Acclimation of Arabidopsis thaliana to the light environment: regulation of photosystem stoichiometry

Robin G. Walters, Peter Horton

Robert Hill Institute, Department of Molecular Biology and Biotechnology, University of Sheffield, Firth Court, Western Bank, Sheffield S10 2TN, UK


Evidence is growing that that variations in chloroplast composition in response to environmental change depend on signals from photosynthetic metabolism such the levels of ATP and NADPH in the stroma and/or cytoplasm, or the redox state of components of the photosynthetic apparatus (e.g. plastoquinone), but the nature of such signals remains unknown (Melis et al. 1985; Chow et al. 1990a; Maxwell et al. 1994, 1995). Based on experiments in which the spectral quality of growth lights have been manipulated so as to preferentially excite either PSI or PSII, it has been suggested that photosystem stoichiometry is regulated by the redox state of electron transport components between the two photosystems, a signal known to be important in cyanobacteria (Fujita et al. 1987); an imbalance between the two in the rates of excitation would thus generate a signal which feeds back, leading to the correction of that imbalance (Kim et al. 1993).

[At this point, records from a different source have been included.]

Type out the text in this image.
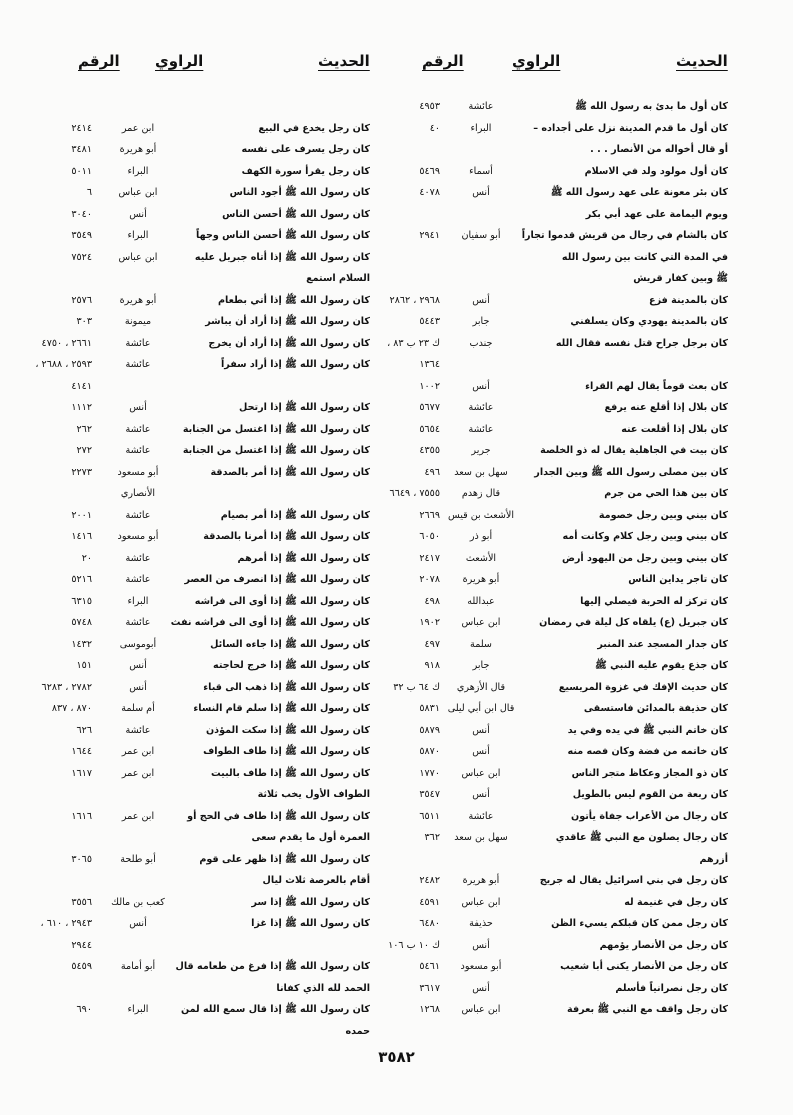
الحديث
الراوي
الرقم
الحديث
الراوي
الرقم
كان أول ما بدئ به رسول الله ﷺ
عائشة
٤٩٥٣
كان أول ما قدم المدينة نزل على أجداده –
البراء
٤٠
أو قال أخواله من الأنصار . . .
كان أول مولود ولد في الاسلام
أسماء
٥٤٦٩
كان بئر معونة على عهد رسول الله ﷺ
أنس
٤٠٧٨
ويوم اليمامة على عهد أبي بكر
كان بالشام في رجال من قريش قدموا تجاراً
أبو سفيان
٢٩٤١
في المدة التي كانت بين رسول الله
ﷺ وبين كفار قريش
كان بالمدينة فزع
أنس
٢٩٦٨ ، ٢٨٦٢
كان بالمدينة يهودي وكان يسلفني
جابر
٥٤٤٣
كان برجل جراح قتل نفسه فقال الله
جندب
ك ٢٣ ب ٨٣ ،
١٣٦٤
كان بعث قوماً يقال لهم القراء
أنس
١٠٠٢
كان بلال إذا أقلع عنه يرفع
عائشة
٥٦٧٧
كان بلال إذا أقلعت عنه
عائشة
٥٦٥٤
كان بيت في الجاهلية يقال له ذو الخلصة
جرير
٤٣٥٥
كان بين مصلى رسول الله ﷺ وبين الجدار
سهل بن سعد
٤٩٦
كان بين هذا الحي من جرم
قال زهدم
٧٥٥٥ ، ٦٦٤٩
كان بيني وبين رجل خصومة
الأشعث بن قيس
٢٦٦٩
كان بيني وبين رجل كلام وكانت أمه
أبو ذر
٦٠٥٠
كان بيني وبين رجل من اليهود أرض
الأشعث
٢٤١٧
كان تاجر يداين الناس
أبو هريرة
٢٠٧٨
كان تركز له الحربة فيصلي إليها
عبدالله
٤٩٨
كان جبريل (ع) يلقاه كل ليلة في رمضان
ابن عباس
١٩٠٢
كان جدار المسجد عند المنبر
سلمة
٤٩٧
كان جذع يقوم عليه النبي ﷺ
جابر
٩١٨
كان حديث الإفك في غزوة المريسيع
قال الأزهري
ك ٦٤ ب ٣٢
كان حذيفة بالمدائن فاستسقى
قال ابن أبي ليلى
٥٨٣١
كان خاتم النبي ﷺ في يده وفي يد
أنس
٥٨٧٩
كان خاتمه من فضة وكان فصه منه
أنس
٥٨٧٠
كان ذو المجاز وعكاظ متجر الناس
ابن عباس
١٧٧٠
كان ربعة من القوم ليس بالطويل
أنس
٣٥٤٧
كان رجال من الأعراب جفاة يأتون
عائشة
٦٥١١
كان رجال يصلون مع النبي ﷺ عاقدي
سهل بن سعد
٣٦٢
أزرهم
كان رجل في بني اسرائيل يقال له جريج
أبو هريرة
٢٤٨٢
كان رجل في غنيمة له
ابن عباس
٤٥٩١
كان رجل ممن كان قبلكم يسيء الظن
حذيفة
٦٤٨٠
كان رجل من الأنصار يؤمهم
أنس
ك ١٠ ب ١٠٦
كان رجل من الأنصار يكنى أبا شعيب
أبو مسعود
٥٤٦١
كان رجل نصرانياً فأسلم
أنس
٣٦١٧
كان رجل واقف مع النبي ﷺ بعرفة
ابن عباس
١٢٦٨
كان رجل يخدع في البيع
ابن عمر
٢٤١٤
كان رجل يسرف على نفسه
أبو هريرة
٣٤٨١
كان رجل يقرأ سورة الكهف
البراء
٥٠١١
كان رسول الله ﷺ أجود الناس
ابن عباس
٦
كان رسول الله ﷺ أحسن الناس
أنس
٣٠٤٠
كان رسول الله ﷺ أحسن الناس وجهاً
البراء
٣٥٤٩
كان رسول الله ﷺ إذا أتاه جبريل عليه
ابن عباس
٧٥٢٤
السلام استمع
كان رسول الله ﷺ إذا أتي بطعام
أبو هريرة
٢٥٧٦
كان رسول الله ﷺ إذا أراد أن يباشر
ميمونة
٣٠٣
كان رسول الله ﷺ إذا أراد أن يخرج
عائشة
٢٦٦١ ، ٤٧٥٠
كان رسول الله ﷺ إذا أراد سفراً
عائشة
٢٥٩٣ ، ٢٦٨٨ ،
٤١٤١
كان رسول الله ﷺ إذا ارتحل
أنس
١١١٢
كان رسول الله ﷺ إذا اغتسل من الجنابة
عائشة
٢٦٢
كان رسول الله ﷺ إذا اغتسل من الجنابة
عائشة
٢٧٢
كان رسول الله ﷺ إذا أمر بالصدقة
أبو مسعود
٢٢٧٣
الأنصاري
كان رسول الله ﷺ إذا أمر بصيام
عائشة
٢٠٠١
كان رسول الله ﷺ إذا أمرنا بالصدقة
أبو مسعود
١٤١٦
كان رسول الله ﷺ إذا أمرهم
عائشة
٢٠
كان رسول الله ﷺ إذا انصرف من العصر
عائشة
٥٢١٦
كان رسول الله ﷺ إذا أوى الى فراشه
البراء
٦٣١٥
كان رسول الله ﷺ إذا أوى الى فراشه نفث
عائشة
٥٧٤٨
كان رسول الله ﷺ إذا جاءه السائل
أبوموسى
١٤٣٢
كان رسول الله ﷺ إذا خرج لحاجته
أنس
١٥١
كان رسول الله ﷺ إذا ذهب الى قباء
أنس
٢٧٨٢ ، ٦٢٨٣
كان رسول الله ﷺ إذا سلم قام النساء
أم سلمة
٨٧٠ ، ٨٣٧
كان رسول الله ﷺ إذا سكت المؤذن
عائشة
٦٢٦
كان رسول الله ﷺ إذا طاف الطواف
ابن عمر
١٦٤٤
كان رسول الله ﷺ إذا طاف بالبيت
ابن عمر
١٦١٧
الطواف الأول يخب ثلاثة
كان رسول الله ﷺ إذا طاف في الحج أو
ابن عمر
١٦١٦
العمرة أول ما يقدم سعى
كان رسول الله ﷺ إذا ظهر على قوم
أبو طلحة
٣٠٦٥
أقام بالعرصة ثلاث ليال
كان رسول الله ﷺ إذا سر
كعب بن مالك
٣٥٥٦
كان رسول الله ﷺ إذا غزا
أنس
٢٩٤٣ ، ٦١٠ ،
٢٩٤٤
كان رسول الله ﷺ إذا فرغ من طعامه قال
أبو أمامة
٥٤٥٩
الحمد لله الذي كفانا
كان رسول الله ﷺ إذا قال سمع الله لمن
البراء
٦٩٠
حمده
٣٥٨٢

Contrary to this hypothesis, work by ourselves and Chow et al. (1990b) has showed that growth with and without high levels of supplementary far-red light does not lead to changes in photosystem stoichiometry, despite the marked effect on the redox state of the electron transport chain. Furthermore, Arabidopsis grown in red light enriched in far-red and depleted in blue wavelengths (preferentially absorbed by PSI) has a PSII/PSI ratio similar to that of white light-grown plants. These data indicate that photosystem levels are not regulated by metabolic control alone. Supplementing red growth lights with low irradiance blue light had a marked effect on PSII levels, suggesting a direct role for blue light in the regulation of photosystem stoichiometry. Assaying PSII in plants grown in background red illumination with varying irradiances of supplementary blue light did not reveal a correlation between blue irradiance and PSII content.

However, further analysis of the data suggests that both red and blue have a regulatory role. The figure shows data for PSII content plotted as a function of the blue irradiance relative to that of the background red light, together with PSI and PSII levels for plants grown under other light regimes. A relationship between the spectral characteristics of the growth light regime and photosystem stoichiometry is now apparent: the presence of very low supplementary blue light leads to a 50% increase in the level of PSII per unit Chl; as blue light increases further relative to the background red light, PSII content falls again, eventually returning to the level observed in plants grown in red light alone. The relatively minor changes in PSI levels which are observed as the proportion of blue light increases mirror the changes in PSII.

Such two-phase responses to blue light have previously been observed in pea seedlings, for epicotyl elongation and Lhcb mRNA levels (Warpeha et al. 1989; Warpeha and Kaufman 1990a, 1990b; Marrs and Kaufman 1991), and have been interpreted as indicating the involvement of two separate blue light responses: low-fluence-responses which inhibited epicotyl elongation and stimulated mRNA accumulation; and high-fluence responses which had the reverse effects. These observations are highly reminiscent of the response of PSII levels to blue light, and we suggest that two blue light reponses are involved in the regulation of photosystem stoichiometry: an inductive low-fluence-response, which activates acclimation; and a regulatory high-fluence response which is attenuated by red light. We interpret this effect of red light as being consistent with existing hypotheses that chloroplast composition is regulated by photosynthetic metabolism. The behaviour of a hy4 mutant, which exhibits altered acclimation behaviour (see Figure), supports this hypothesis; the hy4 mutation affects the inhibition of hypocotyl elongation, a blue high-fluence-response (Ahmad and Cashmore 1993).